Если бы у меня был велосипед с моторчиком,
Да разве стоял бы я на автобусной остановке!
Сел бы сам, а на раму посадил бы Нинку,
Вот бы здорово мы с ней покатили,
Так, чтоб на мне пузырилась майка,

В те места, куда ни автобус, ни такси не ходят,
В места, до которых можно добраться
Только на велосипеде с моторчиком!

Сингапур, 2005

Старые грампластинки

Стружечку звука снимет иголка
Про не корми в огороде волка,
Про «поцелуй меня» (беса ме мучо!)
И про экспресс в Чаттануга-чучу.

Что ж ты заныла, старая рана,
«Та-та-та-та» из Мишеля Леграна?
Поезд ушел и унес за собою
Собачонку, рвущуюся к прибою.

Где-то вдали от любимой отчизны
Шаркнет по сердцу стружечка жизни –
Звука, пролившегося в оконце
Про взглядом обменивающихся незнакомцев,

Про играющего на свирели,
Про надломленный куст молодой сирени.
Поезд ушел. И все реже и реже
Падают ангелы. Тoмбе ля неже…

1 декабря 1993 г.

«Tombe la neige» («падает снег», фр.) Сальваторе Адамо, «Strangers in the night» Фрэнка Синатры, «Lonely sheephead» («Одинокий пастух»), «Серенада солнечной долины»…

Брукнерхауз

Барбаре

Улучивши момент, свою тему протяжно затянет гобой,
Потечет из бутылки струя золотого, хмельного напитка…
Белый снег упадет на поля, повлекут за собой
Барабаны судьбы и тремоло дрожащая нитка.

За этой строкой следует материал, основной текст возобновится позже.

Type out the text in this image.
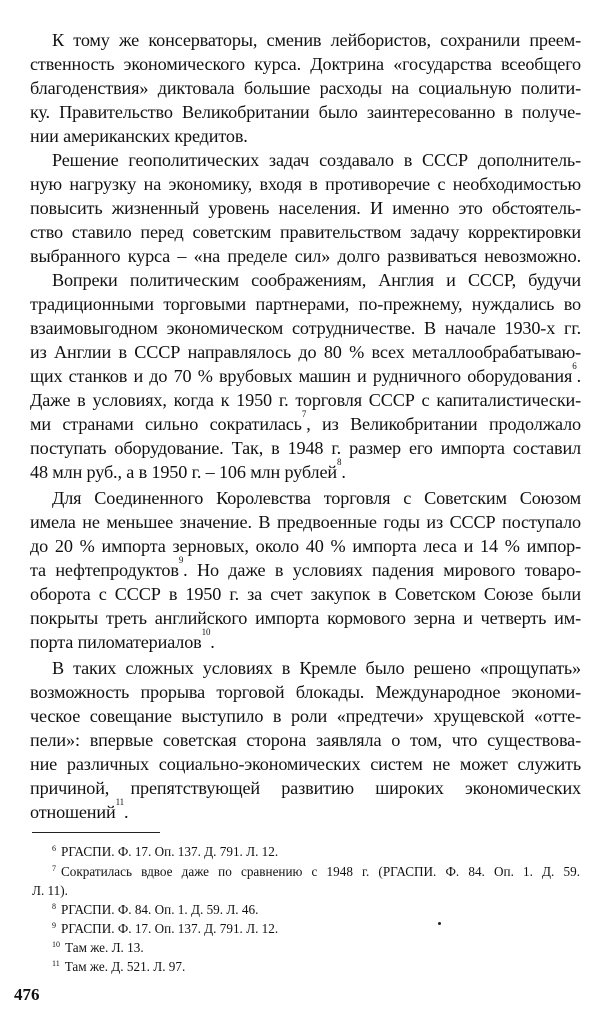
К тому же консерваторы, сменив лейбористов, сохранили преем-
ственность экономического курса. Доктрина «государства всеобщего
благоденствия» диктовала большие расходы на социальную полити-
ку. Правительство Великобритании было заинтересованно в получе-
нии американских кредитов.
Решение геополитических задач создавало в СССР дополнитель-
ную нагрузку на экономику, входя в противоречие с необходимостью
повысить жизненный уровень населения. И именно это обстоятель-
ство ставило перед советским правительством задачу корректировки
выбранного курса – «на пределе сил» долго развиваться невозможно.
Вопреки политическим соображениям, Англия и СССР, будучи
традиционными торговыми партнерами, по-прежнему, нуждались во
взаимовыгодном экономическом сотрудничестве. В начале 1930-х гг.
из Англии в СССР направлялось до 80 % всех металлообрабатываю-
щих станков и до 70 % врубовых машин и рудничного оборудования$^6$.
Даже в условиях, когда к 1950 г. торговля СССР с капиталистически-
ми странами сильно сократилась$^7$, из Великобритании продолжало
поступать оборудование. Так, в 1948 г. размер его импорта составил
48 млн руб., а в 1950 г. – 106 млн рублей$^8$.
Для Соединенного Королевства торговля с Советским Союзом
имела не меньшее значение. В предвоенные годы из СССР поступало
до 20 % импорта зерновых, около 40 % импорта леса и 14 % импор-
та нефтепродуктов$^9$. Но даже в условиях падения мирового товаро-
оборота с СССР в 1950 г. за счет закупок в Советском Союзе были
покрыты треть английского импорта кормового зерна и четверть им-
порта пиломатериалов$^{10}$.
В таких сложных условиях в Кремле было решено «прощупать»
возможность прорыва торговой блокады. Международное экономи-
ческое совещание выступило в роли «предтечи» хрущевской «отте-
пели»: впервые советская сторона заявляла о том, что существова-
ние различных социально-экономических систем не может служить
причиной, препятствующей развитию широких экономических
отношений$^{11}$.
$^6$ РГАСПИ. Ф. 17. Оп. 137. Д. 791. Л. 12.
$^7$ Сократилась вдвое даже по сравнению с 1948 г. (РГАСПИ. Ф. 84. Оп. 1. Д. 59.
Л. 11).
$^8$ РГАСПИ. Ф. 84. Оп. 1. Д. 59. Л. 46.
$^9$ РГАСПИ. Ф. 17. Оп. 137. Д. 791. Л. 12.
$^{10}$ Там же. Л. 13.
$^{11}$ Там же. Д. 521. Л. 97.
476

Это время Адвента настало – четыре свечи зажигать
И водить до утра хороводы, свершая веселье,
Где крадется в ночи обезумевший тать
И дымится в котлах на огне приворотное зелье.

Где стареющий F. – чернокнижник, мудрец, чародей
Разбирал фолиантов старинную, темную пропись.
Нотный стан, как царапина в пять заостренных когтей,
Проведенных по свитку, где кровью – знакомая подпись.

Если писано кровью, то стоимость красок важней полотна.
Оттого и подсчитаны капли, ушедшие в эту картину.
В полнолунье русалки все также всплывают со дна
И влекут, хохоча, заплутавшего мельника в тину.

Правда, все это рушится быстро, как дом из песка…
И все выше кричит полоумная флейта в зените.
Что за странное слово слагает, трясясь, колдовская доска,
Что бормочет рояль, о какой там еще Маргарите?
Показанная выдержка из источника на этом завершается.